With more unaffiliated candidates running for office this year, political party leaders are torn over whether to open their doors to those who won’t declare party affiliation as either Democrat or Republican.
In Jackson County, three unaffiliated candidates will be on the ballot this fall: one for sheriff, one for county commissioner chairman and one for District Court judge. The Jackson County Democratic Party has barred them from attending candidate meet-and-greets hosted by the party.
“It is not right for the Democratic Party to support a Republican or unaffiliated candidate when there is a Democratic candidate on the ballot,” said Kirk Stephens, chair of the Jackson County Democratic Party. “The role of the party organization is to support and elect Democratic candidates, so why would we stray from that?”
Kris Earwood, a candidate running for District Court judge, said she was disappointed to be barred from the meet-and-greet. Judge races are nonpartisan — meaning that even though candidates might subscribe to one party or the other when it comes to their voter registration, party affiliation isn’t listed on the ballot as it is with most races.
Stephens said some of the other candidates running for judge have been active in the party, and that it would be unfair to give those with no affiliation or involvement in the party equal access to the Democratic voter base.
Stephens said opening the doors to other candidates would actually violate the party’s national bylaws, which stipulate that party leaders can be removed for supporting a candidate of another political party.
But that hasn’t stopped party leaders in other counties.
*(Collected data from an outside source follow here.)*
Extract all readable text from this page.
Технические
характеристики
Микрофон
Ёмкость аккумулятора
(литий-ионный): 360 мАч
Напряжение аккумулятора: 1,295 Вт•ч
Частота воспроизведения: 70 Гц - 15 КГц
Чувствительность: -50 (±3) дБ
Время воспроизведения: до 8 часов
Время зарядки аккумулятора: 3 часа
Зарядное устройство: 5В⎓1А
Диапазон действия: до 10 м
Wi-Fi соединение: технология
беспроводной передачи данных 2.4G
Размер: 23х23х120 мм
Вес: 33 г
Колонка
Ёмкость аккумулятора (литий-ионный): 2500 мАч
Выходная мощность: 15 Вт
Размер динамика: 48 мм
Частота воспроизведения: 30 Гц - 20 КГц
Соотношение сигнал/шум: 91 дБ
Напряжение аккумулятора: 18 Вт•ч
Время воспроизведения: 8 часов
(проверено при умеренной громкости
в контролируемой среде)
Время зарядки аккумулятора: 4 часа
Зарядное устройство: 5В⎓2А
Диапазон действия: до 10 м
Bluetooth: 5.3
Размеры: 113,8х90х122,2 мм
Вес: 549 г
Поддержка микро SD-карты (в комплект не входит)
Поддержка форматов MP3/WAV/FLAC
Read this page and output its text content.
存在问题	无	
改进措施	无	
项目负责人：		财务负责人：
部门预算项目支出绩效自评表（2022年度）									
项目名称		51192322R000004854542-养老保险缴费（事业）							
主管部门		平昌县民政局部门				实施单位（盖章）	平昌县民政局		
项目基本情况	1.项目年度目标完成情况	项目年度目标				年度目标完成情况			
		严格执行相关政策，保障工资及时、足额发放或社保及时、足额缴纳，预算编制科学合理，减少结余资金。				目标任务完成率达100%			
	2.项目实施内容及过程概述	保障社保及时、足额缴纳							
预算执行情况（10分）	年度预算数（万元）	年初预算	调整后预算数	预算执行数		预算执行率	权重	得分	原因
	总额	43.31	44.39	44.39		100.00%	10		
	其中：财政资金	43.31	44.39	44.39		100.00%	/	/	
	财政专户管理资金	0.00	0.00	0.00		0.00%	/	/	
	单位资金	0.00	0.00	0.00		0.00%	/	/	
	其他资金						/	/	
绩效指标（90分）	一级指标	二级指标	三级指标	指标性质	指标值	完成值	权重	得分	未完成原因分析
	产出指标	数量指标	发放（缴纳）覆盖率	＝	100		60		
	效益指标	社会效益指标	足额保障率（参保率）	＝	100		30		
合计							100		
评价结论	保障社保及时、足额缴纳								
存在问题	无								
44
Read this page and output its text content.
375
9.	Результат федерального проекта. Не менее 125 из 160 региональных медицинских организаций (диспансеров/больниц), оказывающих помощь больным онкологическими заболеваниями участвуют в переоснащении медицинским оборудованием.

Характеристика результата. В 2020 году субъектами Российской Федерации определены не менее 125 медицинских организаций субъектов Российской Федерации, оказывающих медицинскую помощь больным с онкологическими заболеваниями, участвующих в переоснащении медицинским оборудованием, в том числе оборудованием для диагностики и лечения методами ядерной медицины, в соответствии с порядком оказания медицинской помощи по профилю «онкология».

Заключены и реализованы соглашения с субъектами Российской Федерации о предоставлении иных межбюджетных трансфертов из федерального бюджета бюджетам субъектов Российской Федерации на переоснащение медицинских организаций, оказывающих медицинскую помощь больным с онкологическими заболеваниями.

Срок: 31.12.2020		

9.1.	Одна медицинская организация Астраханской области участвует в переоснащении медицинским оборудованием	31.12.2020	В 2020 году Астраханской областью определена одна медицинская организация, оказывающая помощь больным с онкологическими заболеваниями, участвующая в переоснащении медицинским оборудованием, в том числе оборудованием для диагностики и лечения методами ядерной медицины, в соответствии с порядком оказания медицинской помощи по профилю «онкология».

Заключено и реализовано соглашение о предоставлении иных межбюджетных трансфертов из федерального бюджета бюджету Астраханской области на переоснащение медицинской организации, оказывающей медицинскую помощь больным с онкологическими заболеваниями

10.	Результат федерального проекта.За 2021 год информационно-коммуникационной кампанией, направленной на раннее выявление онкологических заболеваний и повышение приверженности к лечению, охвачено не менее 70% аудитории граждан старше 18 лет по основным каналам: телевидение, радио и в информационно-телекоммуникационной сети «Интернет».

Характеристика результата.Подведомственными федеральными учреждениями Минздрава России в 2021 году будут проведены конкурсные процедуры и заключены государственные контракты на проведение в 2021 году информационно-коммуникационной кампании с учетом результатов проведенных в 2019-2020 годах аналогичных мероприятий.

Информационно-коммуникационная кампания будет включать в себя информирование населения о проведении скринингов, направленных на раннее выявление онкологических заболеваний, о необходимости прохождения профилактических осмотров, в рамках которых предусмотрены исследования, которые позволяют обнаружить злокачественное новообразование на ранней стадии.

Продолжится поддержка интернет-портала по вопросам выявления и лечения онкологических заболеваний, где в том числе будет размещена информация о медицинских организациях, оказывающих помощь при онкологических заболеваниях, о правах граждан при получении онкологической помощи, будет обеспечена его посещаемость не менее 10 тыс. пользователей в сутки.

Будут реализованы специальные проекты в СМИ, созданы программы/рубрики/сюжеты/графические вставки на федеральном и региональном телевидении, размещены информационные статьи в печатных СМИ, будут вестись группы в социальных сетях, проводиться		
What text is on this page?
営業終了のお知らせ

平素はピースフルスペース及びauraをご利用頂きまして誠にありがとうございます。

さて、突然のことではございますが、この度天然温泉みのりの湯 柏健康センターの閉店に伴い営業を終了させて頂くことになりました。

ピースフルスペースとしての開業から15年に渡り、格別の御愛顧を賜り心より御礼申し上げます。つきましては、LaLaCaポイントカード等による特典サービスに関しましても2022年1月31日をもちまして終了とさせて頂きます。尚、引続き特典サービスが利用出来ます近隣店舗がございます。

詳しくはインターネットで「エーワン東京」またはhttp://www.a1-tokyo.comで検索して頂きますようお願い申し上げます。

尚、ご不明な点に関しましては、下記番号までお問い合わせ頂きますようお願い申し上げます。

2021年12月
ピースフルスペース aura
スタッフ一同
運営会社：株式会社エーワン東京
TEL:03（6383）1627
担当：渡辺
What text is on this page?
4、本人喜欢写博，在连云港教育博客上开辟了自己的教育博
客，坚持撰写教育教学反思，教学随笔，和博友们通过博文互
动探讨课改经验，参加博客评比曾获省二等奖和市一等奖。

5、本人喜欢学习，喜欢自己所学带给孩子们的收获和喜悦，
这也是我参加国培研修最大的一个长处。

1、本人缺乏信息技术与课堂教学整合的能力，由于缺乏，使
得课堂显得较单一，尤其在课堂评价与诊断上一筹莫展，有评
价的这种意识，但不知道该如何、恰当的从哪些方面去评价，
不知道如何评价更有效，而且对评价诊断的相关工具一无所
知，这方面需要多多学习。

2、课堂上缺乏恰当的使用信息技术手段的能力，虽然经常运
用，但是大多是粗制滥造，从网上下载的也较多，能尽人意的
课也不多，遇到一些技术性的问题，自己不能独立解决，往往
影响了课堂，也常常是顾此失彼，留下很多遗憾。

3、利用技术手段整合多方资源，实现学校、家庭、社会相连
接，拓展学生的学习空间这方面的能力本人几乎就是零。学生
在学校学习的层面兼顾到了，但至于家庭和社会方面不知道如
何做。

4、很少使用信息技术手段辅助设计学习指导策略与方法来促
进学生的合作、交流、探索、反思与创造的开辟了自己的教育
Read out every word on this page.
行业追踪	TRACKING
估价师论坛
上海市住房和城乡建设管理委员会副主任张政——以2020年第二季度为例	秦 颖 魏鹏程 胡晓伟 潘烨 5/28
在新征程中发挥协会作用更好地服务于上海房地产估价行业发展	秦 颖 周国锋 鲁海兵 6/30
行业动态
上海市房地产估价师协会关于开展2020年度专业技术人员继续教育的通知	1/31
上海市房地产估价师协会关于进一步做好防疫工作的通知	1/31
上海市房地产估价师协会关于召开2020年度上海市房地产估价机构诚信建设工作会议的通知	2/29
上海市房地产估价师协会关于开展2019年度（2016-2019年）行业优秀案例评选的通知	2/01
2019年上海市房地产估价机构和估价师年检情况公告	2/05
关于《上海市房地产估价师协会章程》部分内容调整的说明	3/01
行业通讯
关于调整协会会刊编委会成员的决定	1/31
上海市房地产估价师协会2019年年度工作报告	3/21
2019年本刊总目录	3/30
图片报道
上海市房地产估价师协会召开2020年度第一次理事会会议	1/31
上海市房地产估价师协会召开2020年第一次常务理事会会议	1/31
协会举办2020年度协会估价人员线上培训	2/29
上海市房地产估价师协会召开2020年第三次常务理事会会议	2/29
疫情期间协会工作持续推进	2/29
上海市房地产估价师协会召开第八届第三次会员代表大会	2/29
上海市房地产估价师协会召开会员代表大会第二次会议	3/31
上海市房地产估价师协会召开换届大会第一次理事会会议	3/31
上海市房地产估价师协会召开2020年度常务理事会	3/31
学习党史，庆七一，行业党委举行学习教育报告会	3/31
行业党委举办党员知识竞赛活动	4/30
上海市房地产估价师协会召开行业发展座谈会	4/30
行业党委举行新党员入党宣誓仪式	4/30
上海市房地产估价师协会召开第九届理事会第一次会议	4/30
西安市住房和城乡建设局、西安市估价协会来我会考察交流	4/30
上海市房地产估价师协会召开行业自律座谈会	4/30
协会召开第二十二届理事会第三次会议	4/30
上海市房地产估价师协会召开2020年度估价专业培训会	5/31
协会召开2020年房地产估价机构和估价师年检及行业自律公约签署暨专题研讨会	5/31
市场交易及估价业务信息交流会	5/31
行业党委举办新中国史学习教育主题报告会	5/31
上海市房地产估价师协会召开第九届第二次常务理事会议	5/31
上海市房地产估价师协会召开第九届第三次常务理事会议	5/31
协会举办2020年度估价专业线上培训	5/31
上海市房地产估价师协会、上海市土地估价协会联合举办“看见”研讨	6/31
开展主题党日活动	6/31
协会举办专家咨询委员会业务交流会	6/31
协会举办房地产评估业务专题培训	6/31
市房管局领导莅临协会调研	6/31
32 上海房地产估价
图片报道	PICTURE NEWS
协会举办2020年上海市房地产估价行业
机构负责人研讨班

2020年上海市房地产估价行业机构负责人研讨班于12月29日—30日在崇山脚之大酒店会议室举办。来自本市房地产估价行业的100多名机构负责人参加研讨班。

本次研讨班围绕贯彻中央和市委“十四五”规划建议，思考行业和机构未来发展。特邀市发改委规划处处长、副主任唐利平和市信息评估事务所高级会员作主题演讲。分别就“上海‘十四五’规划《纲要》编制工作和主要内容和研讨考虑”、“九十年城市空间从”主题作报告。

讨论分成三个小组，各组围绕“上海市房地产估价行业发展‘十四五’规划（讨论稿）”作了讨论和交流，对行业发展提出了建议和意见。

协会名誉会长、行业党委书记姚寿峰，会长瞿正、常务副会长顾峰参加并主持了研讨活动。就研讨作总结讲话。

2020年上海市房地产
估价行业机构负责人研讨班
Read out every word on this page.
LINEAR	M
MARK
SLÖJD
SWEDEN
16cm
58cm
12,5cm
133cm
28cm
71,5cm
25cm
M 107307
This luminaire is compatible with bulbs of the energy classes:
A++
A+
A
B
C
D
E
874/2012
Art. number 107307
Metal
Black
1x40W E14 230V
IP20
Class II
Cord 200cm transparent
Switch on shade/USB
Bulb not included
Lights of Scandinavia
Earwood has attended both Democratic and Republican party events in other places.
“Most of them have looked at independents not as an opposing party,” Earwood said. “I have been allowed to come to things for the simple reason that both parties are realizing they are going to have to deal with the independents.”
Earwood’s opponent for the seat, David Sutton, is a registered Democrat but he has been allowed to attend meet-and-greets hosted by Republican Party in Haywood, Jackson and Macon counties — since the race is technically nonpartisan. He was barred from attending the annual convention of the Republican Party in Swain and Macon, however.
As a Democrat, Sutton has actively tapped the organized party structure to connect with voters.
“It is important to the extent that it makes networking easier,” Sutton said. “It has definitely been helpful.”
Earwood said that she was warned by politicos that her lack of party affiliation would hurt her in the race, especially when it came to campaigning.
“I was told that an independent could not win in Western North Carolina,” Earwood said. “Across the board, people told me I needed to change my party affiliation, and I felt like that was disingenuous.”
Earwood said she doesn’t think the average voter cares. In fact, the number of voters registered as unaffiliated is growing by leaps and bounds, so it may even be an asset.
“It has upset me at times when I’ve been treated ungraciously because of my independent status. But for a judicial race it should be based on the person and their career rather than what their party affiliation is,” Earwood said.
Earwood said party affiliation doesn’t factor into the job of District Court judge — witnessed by the state designating judge races as nonpartisan.
“We don’t do any policy,” Earwood said.
But Stephens said it does matter.
“Being a Democrat is not a check box on paper. It is a lifestyle. It is a philosophical way of approaching and viewing your surroundings and your community,” Stephens said. “It is important for us as a party that we have judges that represent our values.”
While party affiliation likely doesn’t affect a judge’s outlook on a speeding ticket, District Court judges also decide critical family issues such as child custody and parental rights where philosophy matters, he said.
Sutton agrees with Earwood that your party isn’t important as a District Court judge. But that doesn’t mean voters don’t care.
“People definitely want to know,” Sutton said.
Without a party label, voters are left guessing, Stephens said.
“It doesn’t make it impossible to know what that person believes, but it does make it more difficult,” Stephens said. “Democrats like to say we have a big tent and we try to be inclusive. There are a lot of different kinds of people involved in the Democrat Party but the thing we have in common is we are all Democrats. There has to be a boundary somewhere.”